Saturday, September 8, 2012

Bumper Part 2 - the Rebuild

In the previous post on the Elgin 607 Bumper movement, I had taken apart a movement that I'd bought on Ebay.  It was sold as nonrunning, but was nice and complete.  In the interim, I ran the parts through my new (well, new to me!) cleaning machine, dried them, polished the jewels and pivots with pegwood and pithwood, and inspected all the parts.

 
Since I have acquired five 607 mainsprings in the course of buying mainspring lots, I thought I'd pop in a new one.  You can see the braking spring, a tiffer piece of spring that essentially grips the barrel wall, but allows the spring to slip to prevent overwinding.
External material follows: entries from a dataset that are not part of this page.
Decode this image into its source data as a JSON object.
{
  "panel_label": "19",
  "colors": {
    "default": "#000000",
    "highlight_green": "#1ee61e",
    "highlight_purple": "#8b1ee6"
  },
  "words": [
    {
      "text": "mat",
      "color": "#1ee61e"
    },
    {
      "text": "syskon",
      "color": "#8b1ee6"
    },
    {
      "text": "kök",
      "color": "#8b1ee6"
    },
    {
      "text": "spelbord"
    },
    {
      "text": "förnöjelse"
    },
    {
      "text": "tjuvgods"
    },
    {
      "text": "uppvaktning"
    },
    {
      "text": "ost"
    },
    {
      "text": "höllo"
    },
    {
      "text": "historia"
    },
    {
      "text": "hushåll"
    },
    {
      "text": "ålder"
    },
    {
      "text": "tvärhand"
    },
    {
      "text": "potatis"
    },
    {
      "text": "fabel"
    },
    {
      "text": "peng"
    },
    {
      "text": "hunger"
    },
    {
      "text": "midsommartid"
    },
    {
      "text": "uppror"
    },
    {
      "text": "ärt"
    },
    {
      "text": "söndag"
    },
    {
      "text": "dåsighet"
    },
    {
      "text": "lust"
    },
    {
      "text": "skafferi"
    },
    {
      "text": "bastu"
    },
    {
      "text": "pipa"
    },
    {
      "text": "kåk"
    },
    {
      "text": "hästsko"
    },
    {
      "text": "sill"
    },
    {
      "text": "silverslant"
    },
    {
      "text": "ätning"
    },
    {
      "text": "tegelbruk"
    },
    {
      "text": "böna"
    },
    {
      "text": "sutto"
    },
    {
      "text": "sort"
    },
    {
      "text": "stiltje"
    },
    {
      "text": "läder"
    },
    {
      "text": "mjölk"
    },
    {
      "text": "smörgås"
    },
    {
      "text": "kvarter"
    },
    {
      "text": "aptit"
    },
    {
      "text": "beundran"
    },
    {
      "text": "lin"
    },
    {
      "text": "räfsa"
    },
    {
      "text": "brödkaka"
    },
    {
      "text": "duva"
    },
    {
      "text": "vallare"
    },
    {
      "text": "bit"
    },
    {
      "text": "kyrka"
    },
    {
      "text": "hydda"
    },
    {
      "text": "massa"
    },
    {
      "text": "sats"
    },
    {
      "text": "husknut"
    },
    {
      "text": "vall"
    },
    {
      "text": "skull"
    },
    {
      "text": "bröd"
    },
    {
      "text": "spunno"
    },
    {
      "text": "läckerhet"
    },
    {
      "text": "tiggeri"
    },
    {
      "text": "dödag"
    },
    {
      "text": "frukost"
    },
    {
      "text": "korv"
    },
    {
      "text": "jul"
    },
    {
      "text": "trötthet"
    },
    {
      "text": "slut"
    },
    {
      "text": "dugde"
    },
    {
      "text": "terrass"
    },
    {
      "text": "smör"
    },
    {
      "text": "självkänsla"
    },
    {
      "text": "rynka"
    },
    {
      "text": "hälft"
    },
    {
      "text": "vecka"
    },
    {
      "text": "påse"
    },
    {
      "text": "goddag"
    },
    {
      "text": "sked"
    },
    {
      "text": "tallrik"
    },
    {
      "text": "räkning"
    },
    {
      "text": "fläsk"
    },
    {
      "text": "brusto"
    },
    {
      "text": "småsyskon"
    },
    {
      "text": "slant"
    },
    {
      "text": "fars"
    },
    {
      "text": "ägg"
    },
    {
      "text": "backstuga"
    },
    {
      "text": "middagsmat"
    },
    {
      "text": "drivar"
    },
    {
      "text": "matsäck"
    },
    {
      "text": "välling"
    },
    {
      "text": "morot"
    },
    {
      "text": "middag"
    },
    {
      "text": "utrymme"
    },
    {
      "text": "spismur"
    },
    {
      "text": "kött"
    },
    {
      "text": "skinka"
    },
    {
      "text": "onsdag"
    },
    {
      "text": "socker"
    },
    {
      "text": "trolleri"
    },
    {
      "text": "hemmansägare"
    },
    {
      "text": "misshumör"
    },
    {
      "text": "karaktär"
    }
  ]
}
This was kind of a pain, because you have to stop after winding most of the spring into the winder, then fold the braking spring under so it gets pulled into the winder, and unlike a spring with a barrel end hook or T-end, you want to wind the whole thing into the barrel.

Next, I reassembled the autowind module.


The trickiest part was remembering how this part went together.  That lone screw holds the pawl spring at one end, and there's a groove in the winding sector that the spring fits into.  The fingerprint on the bench block will give you some idea just how SMALL the parts are - the 3 screws holding the  winding sector hub together are about the size of balance cap jewel screws. 



Once that's put together, the ratchet pawl is added to the plate. (sorry about the focus)


Then the winding sector assembly is added.


Add the lower plate, and it's ready to go!

I won't show the assembly of the movement, which is really pretty straightforward, not to mention just like the disassembly only backwards.  I was pleased to note that the balance took right off when installed.  The next step is to add the bumpers.  This is a fiddly step, since the bumper block doesn't have separate screws.  The same screws that hold down the springs attach the bumper to the pillar plate.  And of course, the springs try to turn as you tighten the screws down!


With the bumpers in place, you just add the autowind module and tighten two screws.

  
Note the little black mark on the ratchet wheel.  I marked that so I could see if moving the winding weight worked to wind the watch.  As you can see in this picture, where it's moved about 90 degrees, it does!!


 Add the dial and hands, and we've got a newly cleaned Elgin 607 Bumper!  A nice little piece of American Watchmaking history!